Regulators are expected to approve the merger of US Airways and American Airlines, which would create the world’s largest carrier, reports Reuters.
The two airlines are in the final stages of negotiating an $11 billion merger and the deal is expected to be announced later this week.
If approved, it would mark the third major U.S. airline merger since 2008, bringing along with it the fear of an airline oligopoly.
The Justice Department has been lenient on blocking airline mergers in recent years, the article claims. The last one to be challenged was a proposed deal between United and US Airways in 2000.
However, change in the market place may make this deal different from the others. The number of mergers in recent years has left the consumer with few choices among booking flights.

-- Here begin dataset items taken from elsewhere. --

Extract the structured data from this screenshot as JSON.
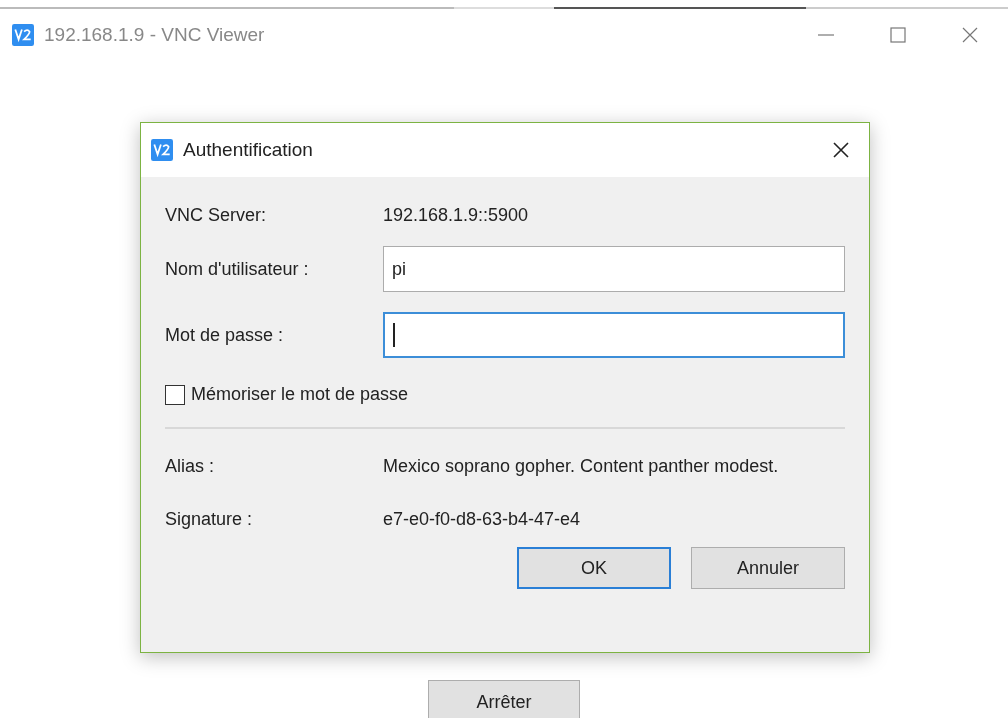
{
  "window": {
    "title": "192.168.1.9 - VNC Viewer"
  },
  "dialog": {
    "title": "Authentification",
    "fields": [
      {
        "kind": "text",
        "label": "VNC Server:",
        "value": "192.168.1.9::5900"
      },
      {
        "kind": "input",
        "label": "Nom d'utilisateur :",
        "value": "pi",
        "focused": false
      },
      {
        "kind": "input",
        "label": "Mot de passe :",
        "focused": true
      }
    ],
    "remember": {
      "label": "Mémoriser le mot de passe",
      "checked": false
    },
    "details": [
      {
        "label": "Alias :",
        "value": "Mexico soprano gopher. Content panther modest."
      },
      {
        "label": "Signature :",
        "value": "e7-e0-f0-d8-63-b4-47-e4"
      }
    ],
    "buttons": [
      {
        "label": "OK",
        "default": true
      },
      {
        "label": "Annuler",
        "default": false
      }
    ]
  },
  "stop_button": {
    "label": "Arrêter"
  }
}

“The fact that the market has changed means that they might take a tougher line,” says Alison Smith, an antitrust lawyer with McDermott Will & Emery law firm
According to a paper done by the non-profit groups American Antitrust Institute and Business Travel Coalition, Delta Air Lines with Northwest and United Airlines with Continental Airlines, did push up airfares in some cities.
Vaughn Cordle, an airline analyst with Ionosphere Capital LLC, expects airfares to go up in the long run if US Airways combines with American, but they may not go anywhere in the near future.
“It would be a mistake to naturally assume fares are going to go up just because they merge,” Cordle said,” the new airline will want to keep its fares competitive with rivals so it can fill planes on all its routes.”
That is not to say the merger will be all bad. It could bring more convenience for consumers traveling on certain routes.
The two airlines complement each other nicely, operating hubs in cities that the other lacks. For example American has exposure in Miami, New York, Dallas/Fort Worth, Chicago and Los Angeles, while US Airways has key operations in Philadelphia, Washington, Phoenix and Charlotte.
“They’ll have some great hubs, that will make the airline extremely appealing to both business and leisure travelers, and it will pose a credible challenge to airlines like JetBlue, United and Delta,” said Henry Harteveldt, a travel industry analyst with Hudson Crossing.